After applying the Euler-Lagrange equation we get:

For $$\theta$$:

$$\frac{\partial L}{\partial (\frac{d \theta}{dt})} = m r^2\frac{d \theta}{dt}$$

$$\frac{\partial L}{\partial \theta} = m r^2 \left(\frac{d \phi}{dt}\right)^2 \sin(\theta) \cos(\theta) + mg r \sin(\theta)$$

$$\frac{\partial L}{\partial \theta} - \frac{d}{dt} \left ( \frac{\partial L}{\partial (\frac{d \theta}{dt})} \right ) = 0 \;\; \Rightarrow \;\; m r^2 \left(\frac{d \phi}{dt}\right)^2 \sin(\theta) \cos(\theta) + mg r \sin(\theta) - m r^2 \frac{d^2 \theta}{dt^2}=0$$

For $$\phi$$:

$$\frac{\partial L}{\partial \phi} = 0 \;\; \Rightarrow \;\; \frac{\partial L}{\partial (\frac{d \phi}{dt})}=m r^2 \sin^2(\theta) \frac{d \phi}{dt}= const.$$

Now we have two equations:

$$\frac{d^2 \theta}{dt^2}-\frac{g}{r}\sin(\theta)-\sin(\theta) \cos(\theta) \left(\frac{d \phi}{dt}\right)^2=0$$

and

$$m r^2 \sin^2(\theta) \frac{d \phi}{dt}= const. = A$$

And here is where it stopped.

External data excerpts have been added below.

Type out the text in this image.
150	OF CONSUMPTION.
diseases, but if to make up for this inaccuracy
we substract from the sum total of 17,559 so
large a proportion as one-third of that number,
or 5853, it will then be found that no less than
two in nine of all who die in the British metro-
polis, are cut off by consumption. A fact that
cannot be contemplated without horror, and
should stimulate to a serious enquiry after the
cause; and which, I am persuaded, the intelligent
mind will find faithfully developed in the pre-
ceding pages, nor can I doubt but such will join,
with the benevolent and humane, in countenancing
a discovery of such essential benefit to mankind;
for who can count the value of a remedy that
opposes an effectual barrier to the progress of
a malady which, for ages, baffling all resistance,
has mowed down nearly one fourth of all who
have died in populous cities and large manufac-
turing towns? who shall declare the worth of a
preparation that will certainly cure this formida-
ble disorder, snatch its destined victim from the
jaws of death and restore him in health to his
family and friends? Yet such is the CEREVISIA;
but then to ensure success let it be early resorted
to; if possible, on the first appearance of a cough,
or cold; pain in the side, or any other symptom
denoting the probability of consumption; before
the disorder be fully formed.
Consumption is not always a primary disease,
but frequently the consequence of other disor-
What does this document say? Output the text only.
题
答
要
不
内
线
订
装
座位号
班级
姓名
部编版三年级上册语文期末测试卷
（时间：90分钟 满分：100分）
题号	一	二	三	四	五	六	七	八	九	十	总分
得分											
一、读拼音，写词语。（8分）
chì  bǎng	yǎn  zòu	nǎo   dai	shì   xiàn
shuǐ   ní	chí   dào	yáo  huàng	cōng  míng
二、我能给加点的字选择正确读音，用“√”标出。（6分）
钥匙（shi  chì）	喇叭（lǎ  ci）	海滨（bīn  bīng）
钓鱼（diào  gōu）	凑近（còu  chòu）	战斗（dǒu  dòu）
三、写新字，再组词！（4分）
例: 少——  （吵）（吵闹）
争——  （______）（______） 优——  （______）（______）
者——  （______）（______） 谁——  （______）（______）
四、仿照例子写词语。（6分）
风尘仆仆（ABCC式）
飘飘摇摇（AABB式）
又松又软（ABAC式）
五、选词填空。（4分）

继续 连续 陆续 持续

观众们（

I don't know how to solve this two equations.

2. Apr 5, 2009

### Hurkyl

Staff Emeritus
The two things I first observe about that pair of equations is:
(1) It's easy to eliminate one of the variables
(2) A change of variable could help simplify things

3. Apr 5, 2009

### TimJ

Then I get this equation:

$$\frac{d^2 \theta}{dt^2}-\frac{g}{r}\sin(\theta)- \frac{A^2 \cos(\theta)}{(m r^2)^2 \sin^3(\theta) }=0$$

I tried to solve it with Mathematica, but i didn't get a result.